Executive Intelligence Review


Explorer 1 Satellite Opened the Age of Space Science, 60 Years Ago

Feb. 1, 2018 (EIRNS)—When the Explorer 1 satellite lifted off from Cape Canaveral on Jan. 31, 1958, to the American public (and its politicians) the United States had regained its self-confidence, a month after witnessing the spectacular explosion of the Vanguard rocket. But to the scientific community, the Explorer 1 satellite, with the instruments aboard to reveal the characteristics of the near-Earth space environment, would open the age of space science.

Renowned physicist James Van Allen led a team at the University of Iowa, which developed the instruments to detect cosmic rays, the high-energy particles originating beyond the Solar System. But the Geiger counter detected levels of radiation that far exceeded what would be expected from cosmic rays alone. Explorer 1 had discovered two concentric rings of high-energy particles circling the Earth, originating from the Sun. They were later named the Van Allen Belts for their discoverer.

On the 60th anniversary of the Explorer 1 launch, the National Academy of Science held a symposium, to review past and current studies of the physics of Van Allen’s radiation belts, and future directions for research.

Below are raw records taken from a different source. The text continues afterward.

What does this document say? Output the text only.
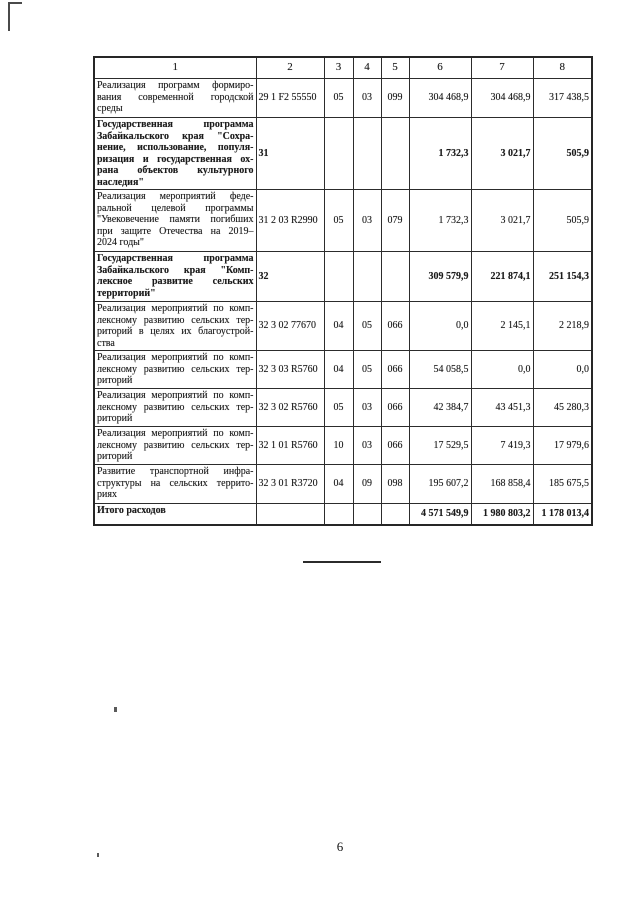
1	2	3	4	5	6	7	8

Реализация программ формиро-
вания современной городской
среды	29 1 F2 55550	05	03	099	304 468,9	304 468,9	317 438,5

Государственная программа
Забайкальского края "Сохра-
нение, использование, популя-
ризация и государственная ох-
рана объектов культурного
наследия"
	31				1 732,3	3 021,7	505,9

Реализация мероприятий феде-
ральной целевой программы
"Увековечение памяти погибших
при защите Отечества на 2019–
2024 годы"	31 2 03 R2990	05	03	079	1 732,3	3 021,7	505,9

Государственная программа
Забайкальского края "Комп-
лексное развитие сельских
территорий"	32				309 579,9	221 874,1	251 154,3

Реализация мероприятий по комп-
лексному развитию сельских тер-
риторий в целях их благоустрой-
ства	32 3 02 77670	04	05	066	0,0	2 145,1	2 218,9

Реализация мероприятий по комп-
лексному развитию сельских тер-
риторий	32 3 03 R5760	04	05	066	54 058,5	0,0	0,0

Реализация мероприятий по комп-
лексному развитию сельских тер-
риторий	32 3 02 R5760	05	03	066	42 384,7	43 451,3	45 280,3

Реализация мероприятий по комп-
лексному развитию сельских тер-
риторий	32 1 01 R5760	10	03	066	17 529,5	7 419,3	17 979,6

Развитие транспортной инфра-
структуры на сельских террито-
риях	32 3 01 R3720	04	09	098	195 607,2	168 858,4	185 675,5

Итого расходов					4 571 549,9	1 980 803,2	1 178 013,4
6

Following a review of the historic discovery, which NASA’s Thomas Zurbuchen described as “a new part of nature that was something beautiful,” there was a presentation of the less-known Soviet research in radiation belt physics. As the Russian scientist who was scheduled to give a presentation was not granted a visa, the Soviet and Russian space physics programs were reviewed by a Russian-born NASA scientist.

The most exciting scientific presentations were made by three younger women, covering current missions and future frontiers in radiation belt research. As many questions remain unanswered, in 2012, NASA launched the twin Van Allen probes, to study the behavior of particles in the belts. One of its discoveries, for which there is not yet an explanation, is the existence of a third belt, which is transitory.

Other nations are also participating in what was a described as a “geospace observatory fleet” of orbiters, to advance the study of the interaction of the Sun with the Earth.